Hello, this is my first post here. Yay!

I'm hoping to overclock my brand new system, aiming for 4 GHz from my Intel Core i3 530. Whether or not I'll make it I'm not sure, but that's my goal.

Here are my computer parts:
Case: Antec 600
http://www.newegg.com/Product/Product.aspx?Item=N82E16811129079
Power supply: Antec TruePower TP-650
http://www.newegg.com/Product/Product.aspx?Item=N82E16817371021
Motherboard: Biostar TH55 HD
http://www.newegg.com/Product/Product.aspx?Item=N82E16813138173
CPU: Intel Core i3 530
http://www.newegg.com/Product/Product.aspx?Item=N82E16819115222
CPU fan: ThermalTake Silent 1156 CLP0552
http://www.newegg.com/Product/Product.aspx?Item=N82E16835106139
Memory: Kingston ValueRAM DDR3 1333 (4 gigabytes)
http://www.newegg.com/Product/Product.aspx?Item=N82E16820134792
Video Card: Sapphire Radeon HD 5670
http://www.newegg.com/Product/Product.aspx?Item=N82E16814102869
Hard drive: Unsure, just used my 4 year old 200 gig SATA hard drive :\

My core temperature hovers around a frosty 35-40 C while idling. I've played around with some overclocking with some help from my brother, but I've heard that CPUs of my flavor aren't happy with messed up voltage, and I was only able to get about 3.8 GHz from it before getting BSOD'd on startup (181 MHz with a 21x multiplier). Even then, I'd idle around 45 C . . . though it's an unstable OC and I won't keep it.

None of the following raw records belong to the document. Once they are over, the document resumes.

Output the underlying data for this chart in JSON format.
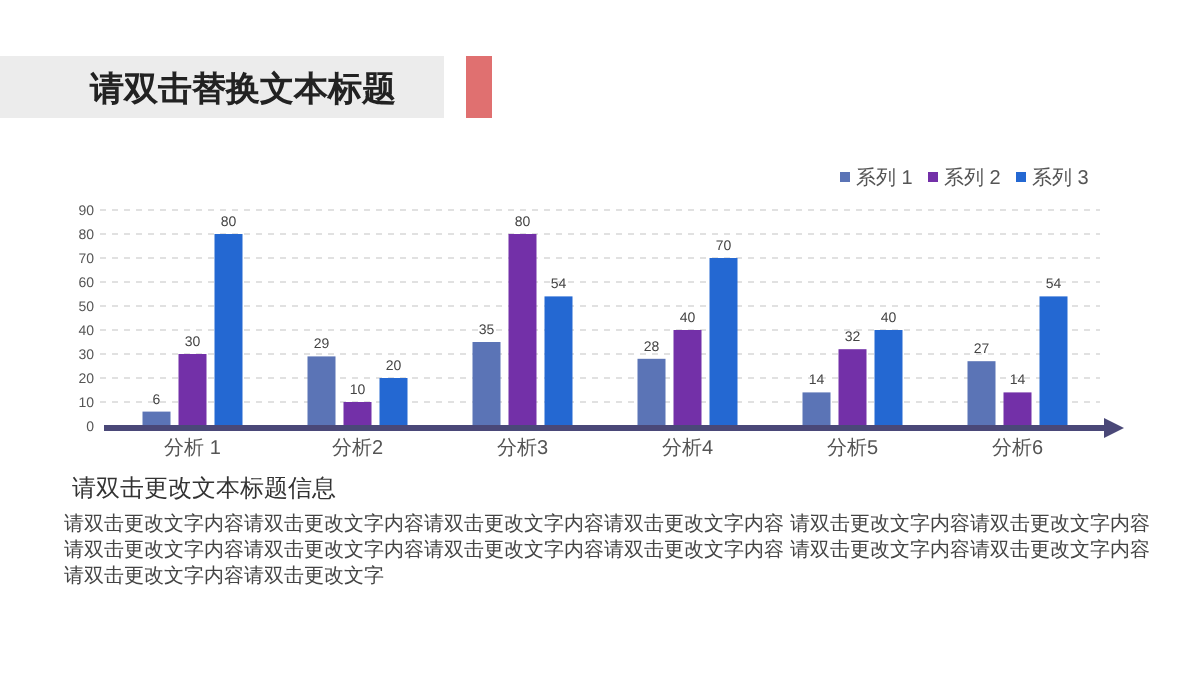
{
  "chart_data": {
    "type": "bar",
    "title": "请双击替换文本标题",
    "categories": [
      "分析 1",
      "分析2",
      "分析3",
      "分析4",
      "分析5",
      "分析6"
    ],
    "series": [
      {
        "name": "系列 1",
        "color": "#5b74b6",
        "values": [
          6,
          29,
          35,
          28,
          14,
          27
        ]
      },
      {
        "name": "系列 2",
        "color": "#7330a8",
        "values": [
          30,
          10,
          80,
          40,
          32,
          14
        ]
      },
      {
        "name": "系列 3",
        "color": "#2468d2",
        "values": [
          80,
          20,
          54,
          70,
          40,
          54
        ]
      }
    ],
    "ylim": [
      0,
      90
    ],
    "yticks": [
      0,
      10,
      20,
      30,
      40,
      50,
      60,
      70,
      80,
      90
    ],
    "grid": "y",
    "legend": "top right",
    "data_labels": true,
    "annotations": [
      "请双击更改文本标题信息",
      "请双击更改文字内容请双击更改文字内容请双击更改文字内容请双击更改文字内容 请双击更改文字内容请双击更改文字内容请双击更改文字内容请双击更改文字内容请双击更改文字内容请双击更改文字内容 请双击更改文字内容请双击更改文字内容请双击更改文字内容请双击更改文字"
    ]
  }
}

What I would like to know is what I can do to get a reliable, stable OC that might give me close to 4 GHz. My new system is definitely much better than my old system (4 years old and $600 at the time isn't worth a whole lot anymore), yet I feel I can squeeze a bit more power out of it. The problem is that this is my first overclocking attempt and I don't want to fry my new little gaming child! Are there any OCing gurus that can offer a bit of advice or assistance? 

Thanks in advance for any support!


----------



## Tabythae (Jun 13, 2010)

(I can't seem to find an edit function, so inform me if it exists and I'll remove this post or asked for it to be removed :\)

Bad news: Windows now rates my processor lower than it used to and World of Warcraft is running about 10 fps lower than it was yesterday. I think I might have fried my processor accidentally! Nuuu!!!


----------



## grimx133 (Jan 15, 2008)

Quite unlikely that you fried your cpu, it takes a lot of voltage to do that, normally, it won't boot.
As with all overclocking mishaps, clear your cmos, then set the bios to default, save and exit.


----------



## Tabythae (Jun 13, 2010)

Yeah, it seems to be working fine for now. Seems like half of my panic was induced for no reason, and for now my only overclocking is limited to bringing the 133 MHz bclock to 145 MHz. I may upgrade it more later, but I'm not sure . . . thanks for the reply


----------